Dear people with resolutions,
Please bring all your unwanted.. bread, junk food, soda, drugs, and alcohol to my house. Thanks.
Me: what kind of birthday cake do you want?
7: I want a big Star Wars cake with blue frosting at the top and green frosting at the bottom, little stars all over, a baby yoda on top and when you cut it open, M&M’s flow out like a waterfall.
Me: I meant chocolate or vanilla.
11yo, urgently: “Mom. MOM!”
Then she leaned in conspiratorially and whispered, “We’ve been trying to reach you about your car’s extended warranty.”🥲
One big plot hole in X-Men is that Wolverine is over 100 yrs old but there’s never been a point in history when that was a hairstyle.
I always leave my front door unlocked on my birthday just in case someone is planning to kidnap me in the morning and take me to breakfast 🙂 so far I’ve had zero birthday breakfasts 🙂 and two Blu-ray players robbed 🙂
Introducing new iPhone 5 features:
– Patented Ultrablack color technology.
– Siri is less of a cunt.
– Contains 1 mg of Steve Jobs’ ashes.
Lord give me coffee to change the things I can…and vodka to accept the things I cannot.
Amen!
Any day now, there will be a country song called “(He broke up with me from) 6 Feet Apart”.
Friend from out of town asked if he could crash on my couch. Had to explain to him that I’m married now, so that’s where I sleep.
Don’t call them paint “chips” if you don’t want me to snack on em.
Me: I know it’s weird but do you wanna see where my dad is buried?
Date: actually, I love graveyards
Me: *flipping on cellar light* graveyards?
JOHN DONNE: No man is an island.
GUY WHOSE JOB IS TO FIGURE OUT WHAT ISLANDS ARE: *Crosses out men* Okay. Strong start.

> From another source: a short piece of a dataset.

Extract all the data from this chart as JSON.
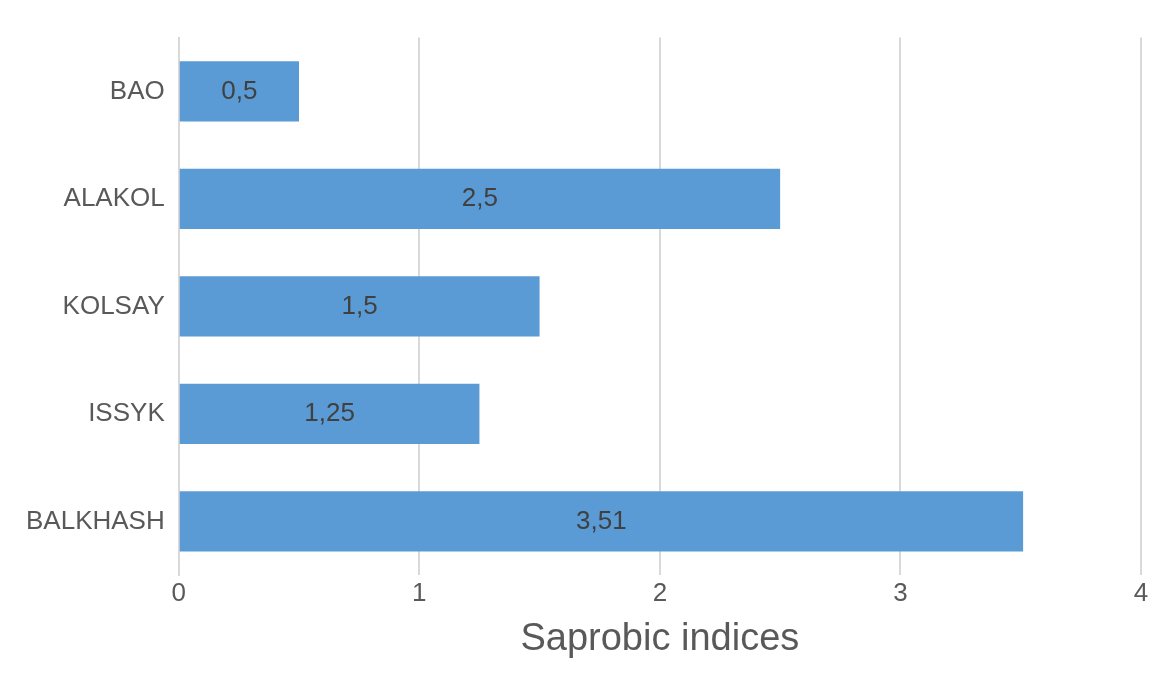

I get so crabby when strangers waste my time which is unfair to them because I waste almost all of my own time to begin with.

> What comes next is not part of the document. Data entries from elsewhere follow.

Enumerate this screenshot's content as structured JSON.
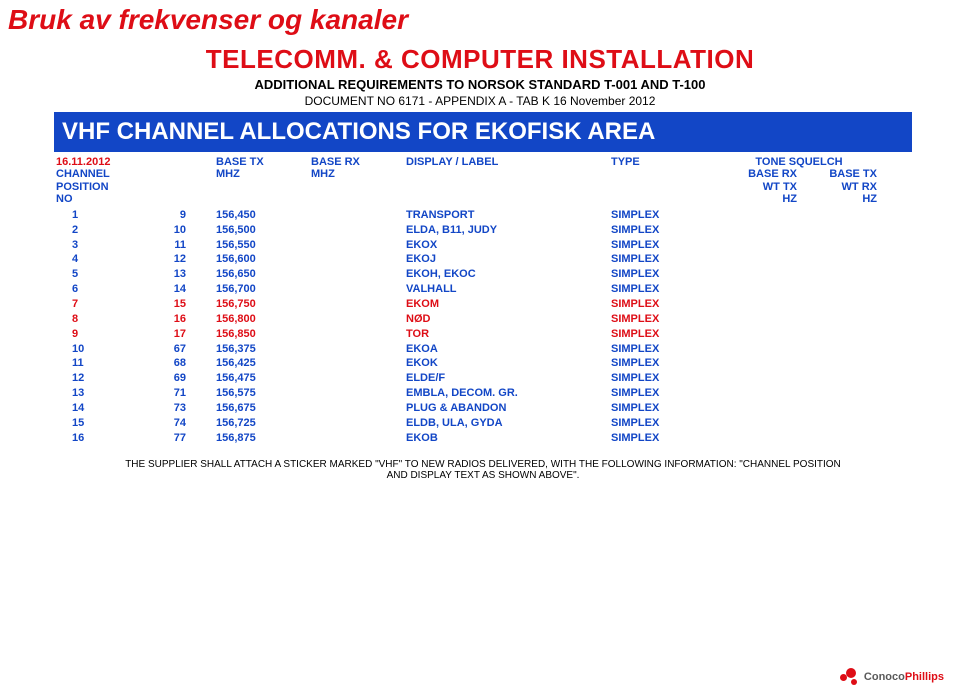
{
  "page_header": "Bruk av frekvenser og kanaler",
  "doc_title": "TELECOMM. & COMPUTER INSTALLATION",
  "doc_sub": "ADDITIONAL REQUIREMENTS TO NORSOK STANDARD T-001 AND T-100",
  "doc_info": "DOCUMENT NO 6171   -   APPENDIX  A - TAB K  16 November 2012",
  "banner": "VHF CHANNEL ALLOCATIONS FOR EKOFISK AREA",
  "info_row": {
    "date": "16.11.2012",
    "basetx": "BASE TX",
    "baserx": "BASE RX",
    "display": "DISPLAY / LABEL",
    "type": "TYPE",
    "tone": "TONE SQUELCH"
  },
  "labels": {
    "c1a": "CHANNEL",
    "c1b": "POSITION",
    "c1c": "NO",
    "c3": "MHZ",
    "c4": "MHZ",
    "c7a": "BASE RX",
    "c7b": "WT TX",
    "c7c": "HZ",
    "c8a": "BASE TX",
    "c8b": "WT RX",
    "c8c": "HZ"
  },
  "rows": [
    {
      "no": "1",
      "ch": "9",
      "mhz": "156,450",
      "label": "TRANSPORT",
      "type": "SIMPLEX",
      "red": false
    },
    {
      "no": "2",
      "ch": "10",
      "mhz": "156,500",
      "label": "ELDA, B11, JUDY",
      "type": "SIMPLEX",
      "red": false
    },
    {
      "no": "3",
      "ch": "11",
      "mhz": "156,550",
      "label": "EKOX",
      "type": "SIMPLEX",
      "red": false
    },
    {
      "no": "4",
      "ch": "12",
      "mhz": "156,600",
      "label": "EKOJ",
      "type": "SIMPLEX",
      "red": false
    },
    {
      "no": "5",
      "ch": "13",
      "mhz": "156,650",
      "label": "EKOH, EKOC",
      "type": "SIMPLEX",
      "red": false
    },
    {
      "no": "6",
      "ch": "14",
      "mhz": "156,700",
      "label": "VALHALL",
      "type": "SIMPLEX",
      "red": false
    },
    {
      "no": "7",
      "ch": "15",
      "mhz": "156,750",
      "label": "EKOM",
      "type": "SIMPLEX",
      "red": true
    },
    {
      "no": "8",
      "ch": "16",
      "mhz": "156,800",
      "label": "NØD",
      "type": "SIMPLEX",
      "red": true
    },
    {
      "no": "9",
      "ch": "17",
      "mhz": "156,850",
      "label": "TOR",
      "type": "SIMPLEX",
      "red": true
    },
    {
      "no": "10",
      "ch": "67",
      "mhz": "156,375",
      "label": "EKOA",
      "type": "SIMPLEX",
      "red": false
    },
    {
      "no": "11",
      "ch": "68",
      "mhz": "156,425",
      "label": "EKOK",
      "type": "SIMPLEX",
      "red": false
    },
    {
      "no": "12",
      "ch": "69",
      "mhz": "156,475",
      "label": "ELDE/F",
      "type": "SIMPLEX",
      "red": false
    },
    {
      "no": "13",
      "ch": "71",
      "mhz": "156,575",
      "label": "EMBLA, DECOM. GR.",
      "type": "SIMPLEX",
      "red": false
    },
    {
      "no": "14",
      "ch": "73",
      "mhz": "156,675",
      "label": "PLUG & ABANDON",
      "type": "SIMPLEX",
      "red": false
    },
    {
      "no": "15",
      "ch": "74",
      "mhz": "156,725",
      "label": "ELDB, ULA, GYDA",
      "type": "SIMPLEX",
      "red": false
    },
    {
      "no": "16",
      "ch": "77",
      "mhz": "156,875",
      "label": "EKOB",
      "type": "SIMPLEX",
      "red": false
    }
  ],
  "footer_note": "THE SUPPLIER SHALL ATTACH A STICKER MARKED \"VHF\" TO NEW RADIOS DELIVERED, WITH THE FOLLOWING INFORMATION: \"CHANNEL POSITION AND DISPLAY TEXT AS SHOWN ABOVE\".",
  "logo_text_a": "Conoco",
  "logo_text_b": "Phillips",
  "colors": {
    "red": "#de0d16",
    "blue": "#1246c6",
    "banner_bg": "#1246c6",
    "banner_fg": "#ffffff",
    "black": "#000000"
  }
}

I’m having an orange at work, and the dogs keep looking at me like, “stop eating that ball, dude.”
[girl accidentally runs me over with her car]
her: OMG IM SORRY
me, crushed under her tire: haha soooo like what are we
Husband: “Did you eat the last cookie?”
Me: “The kids did.”
H: “Are you sure?”
Me: “What am I 5? I told you I didn’t eat it.”
H: ” Hey kids, did mommy eat the last cookie?”
Kids: “Yeah, and she ate it in the bathroom so we couldn’t get it.”
ME: Gosh it’s murderously hot today.
CLIMATE: *under breath* Shit they’re onto me.
“Listen to your body.” Okay, my body wants to be fat and unemployed.
John Hammond: *proudly* At Jurassic Park, we spare no expense
Me: So where’s all the security?
John Hammond: We had one guy but he got eaten so we’re on our own
I heard my cat walking down the hall because his claws are too long. Then I realized I hadn’t taken off his tap shoes since the photo shoot.
You know what? If Argentina wants to cry for me, I’m okay with that.
gf: its over I can’t be with someone so cheap with such a bad temper
me: arghhh *grabs lamp and places it on it’s side against the wall*
[Job interview]
Them: “So what will you bring to the role if we choose you”
Me: *whips out kazoo*
Them: “NOPE”
Stop remaking Batman and remake Dude, Where’s My Car? You cowards
When I find myself in times of trouble, I think of Lady Catherine de Bourgh, and endeavor to conduct myself in such a way that would meet with her severe disapproval.
I can’t get over the fact that the word “gullible” upside-down looks like a cat.
Me: What’s your favourite book?
Her: Well, I love 1984
Me: Ok, but just choose one.
Me: Why is Amazon showing me this?
Amazon: It’s 15% off.
Me: Well, in that case…
[Advert for hiking]
Do you hate walking? Would you like to hate it even more?